Enormous black holes that formed during the dark age of the universe, a lightless epoch before the first stars were born, may have predated the earliest galaxies, writes Steve Farrar.
Evidence presented to the American Astronomical Society meeting yesterday opens up the intriguing possibility that these giant black holes - some weighing a billion times more than the Sun - were the seeds of the galaxies that make up the universe today.
It might be that their immense gravitational pull helped to clump interstellar dust which ultimately formed the stars. This would mean that the universe we live in owes its structure to these giant black holes.
Douglas Richstone, professor of astronomy at the University of Michigan and leader of the research team, announced the discovery of three more supermassive black holes.
"The formation and evolution of galaxies are intimately connected to the presence of a central massive black hole," he said.
These black holes are far bigger and heavier than those formed by the collapse of massive stars.

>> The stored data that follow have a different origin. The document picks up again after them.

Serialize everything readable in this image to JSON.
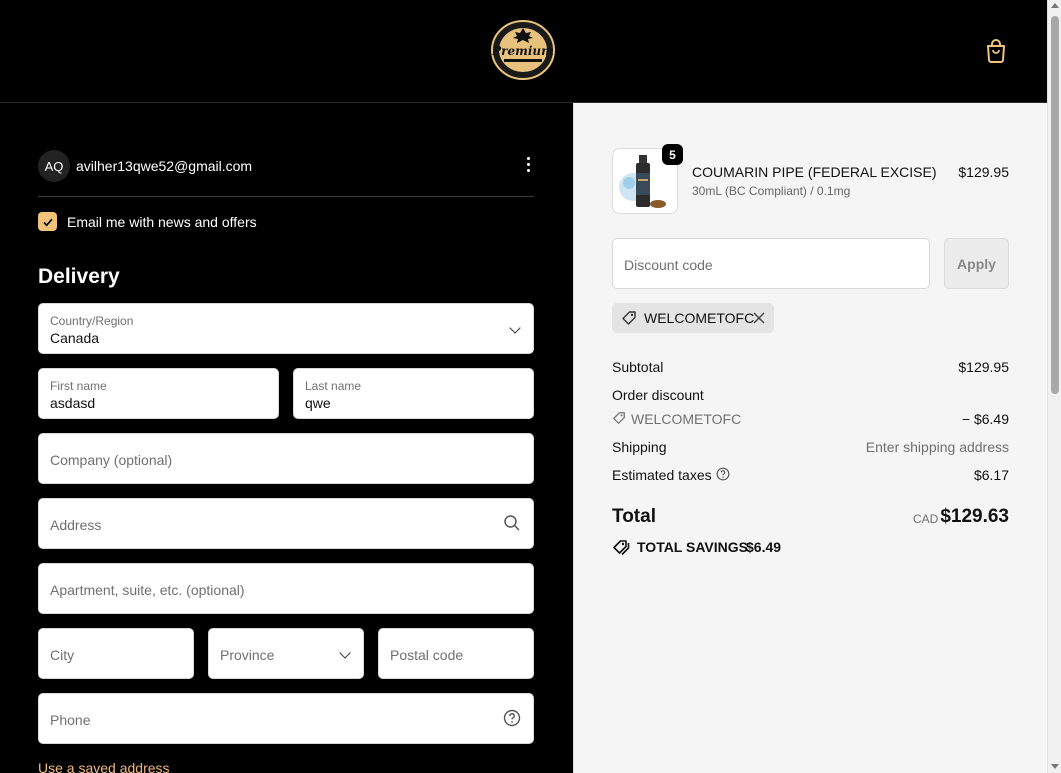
{
  "header": {
    "logo_text": "Premium",
    "cart_icon": "shopping-bag-icon"
  },
  "account": {
    "initials": "AQ",
    "email": "avilher13qwe52@gmail.com"
  },
  "newsletter": {
    "label": "Email me with news and offers",
    "checked": true
  },
  "delivery": {
    "title": "Delivery",
    "country_label": "Country/Region",
    "country_value": "Canada",
    "first_name_label": "First name",
    "first_name_value": "asdasd",
    "last_name_label": "Last name",
    "last_name_value": "qwe",
    "company_placeholder": "Company (optional)",
    "address_placeholder": "Address",
    "apartment_placeholder": "Apartment, suite, etc. (optional)",
    "city_placeholder": "City",
    "province_placeholder": "Province",
    "postal_placeholder": "Postal code",
    "phone_placeholder": "Phone",
    "saved_address_link": "Use a saved address"
  },
  "summary": {
    "product": {
      "quantity": "5",
      "name": "COUMARIN PIPE (FEDERAL EXCISE)",
      "variant": "30mL (BC Compliant) / 0.1mg",
      "price": "$129.95"
    },
    "discount_placeholder": "Discount code",
    "apply_label": "Apply",
    "applied_code": "WELCOMETOFC",
    "subtotal_label": "Subtotal",
    "subtotal_value": "$129.95",
    "order_discount_label": "Order discount",
    "discount_code": "WELCOMETOFC",
    "discount_value": "− $6.49",
    "shipping_label": "Shipping",
    "shipping_value": "Enter shipping address",
    "taxes_label": "Estimated taxes",
    "taxes_value": "$6.17",
    "total_label": "Total",
    "total_currency": "CAD",
    "total_value": "$129.63",
    "savings_label": "TOTAL SAVINGS",
    "savings_value": "$6.49"
  },
  "colors": {
    "accent": "#f0c27a",
    "link": "#f0b87a",
    "panel_bg": "#f5f5f5"
  }
}
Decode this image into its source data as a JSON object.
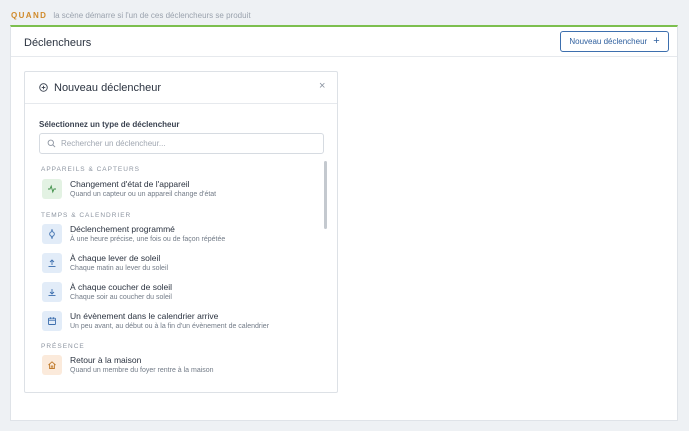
{
  "header": {
    "tag": "QUAND",
    "description": "la scène démarre si l'un de ces déclencheurs se produit"
  },
  "panel": {
    "title": "Déclencheurs",
    "new_button_label": "Nouveau déclencheur",
    "new_button_icon": "+"
  },
  "card": {
    "title": "Nouveau déclencheur",
    "close_icon": "×",
    "select_label": "Sélectionnez un type de déclencheur",
    "search": {
      "placeholder": "Rechercher un déclencheur..."
    },
    "groups": [
      {
        "label": "APPAREILS & CAPTEURS"
      },
      {
        "label": "TEMPS & CALENDRIER"
      },
      {
        "label": "PRÉSENCE"
      }
    ],
    "items": [
      {
        "title": "Changement d'état de l'appareil",
        "subtitle": "Quand un capteur ou un appareil change d'état",
        "icon": "activity-icon",
        "color": "#e3f2e3"
      },
      {
        "title": "Déclenchement programmé",
        "subtitle": "À une heure précise, une fois ou de façon répétée",
        "icon": "watch-icon",
        "color": "#e2ecf8"
      },
      {
        "title": "À chaque lever de soleil",
        "subtitle": "Chaque matin au lever du soleil",
        "icon": "sunrise-icon",
        "color": "#e2ecf8"
      },
      {
        "title": "À chaque coucher de soleil",
        "subtitle": "Chaque soir au coucher du soleil",
        "icon": "sunset-icon",
        "color": "#e2ecf8"
      },
      {
        "title": "Un évènement dans le calendrier arrive",
        "subtitle": "Un peu avant, au début ou à la fin d'un évènement de calendrier",
        "icon": "calendar-icon",
        "color": "#e2ecf8"
      },
      {
        "title": "Retour à la maison",
        "subtitle": "Quand un membre du foyer rentre à la maison",
        "icon": "home-icon",
        "color": "#fbeadb"
      }
    ]
  },
  "colors": {
    "accent_green": "#7cbf4e",
    "tag_orange": "#d08a2a",
    "button_blue": "#2e5f9e"
  }
}
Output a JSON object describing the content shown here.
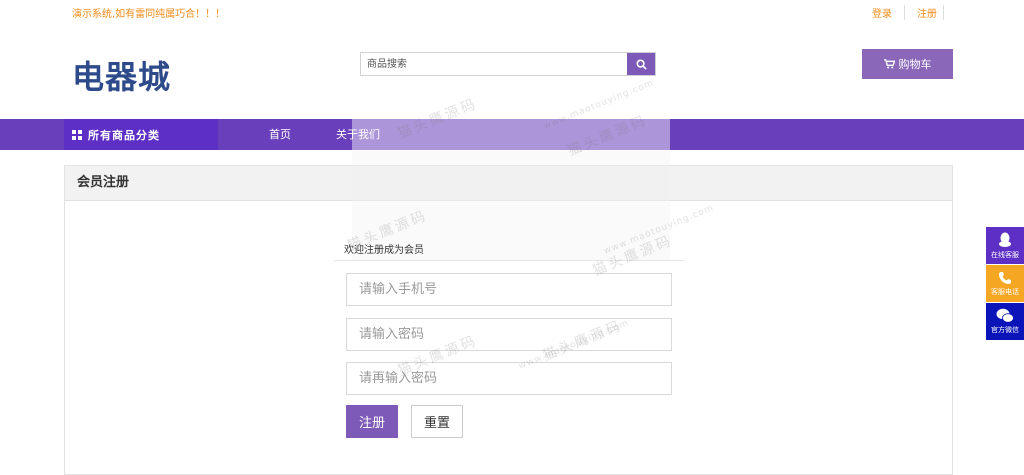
{
  "topbar": {
    "notice": "演示系统,如有雷同纯属巧合！！！",
    "login": "登录",
    "register": "注册"
  },
  "header": {
    "logo": "电器城",
    "search_placeholder": "商品搜索",
    "cart_label": "购物车"
  },
  "nav": {
    "category_label": "所有商品分类",
    "links": [
      "首页",
      "关于我们"
    ]
  },
  "panel": {
    "title": "会员注册",
    "welcome": "欢迎注册成为会员"
  },
  "form": {
    "phone_placeholder": "请输入手机号",
    "password_placeholder": "请输入密码",
    "confirm_placeholder": "请再输入密码",
    "submit_label": "注册",
    "reset_label": "重置"
  },
  "side": {
    "items": [
      {
        "label": "在线客服",
        "color": "#5d2fc4",
        "icon": "qq-icon"
      },
      {
        "label": "客服电话",
        "color": "#f5a623",
        "icon": "phone-icon"
      },
      {
        "label": "官方微信",
        "color": "#0a14b8",
        "icon": "wechat-icon"
      }
    ]
  },
  "watermark": {
    "url": "www.maotouying.com",
    "text": "猫头鹰源码"
  },
  "colors": {
    "accent": "#7d5ab8",
    "nav": "#6a3fbb",
    "nav_category": "#5d2fc4",
    "notice": "#f08c1a",
    "logo": "#2d4a8a"
  }
}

They are thought to be the powerhouses of quasars, the most brilliant, constant-light objects yet found in the early universe, and are believed to lurk in a more quiescent form in the heart of modern galaxies such as our own Milky Way.
Professor Richstone's observations hint that the black holes formed before the first galaxies inside which they can be seen to dwell.
"The brightest quasars seem to appear in the universe before most of the stars are born. The presence of the quasar is very important to the subsequent evolution of the galaxy, though whether it is the seed we simply do not know yet," said professor Richstone.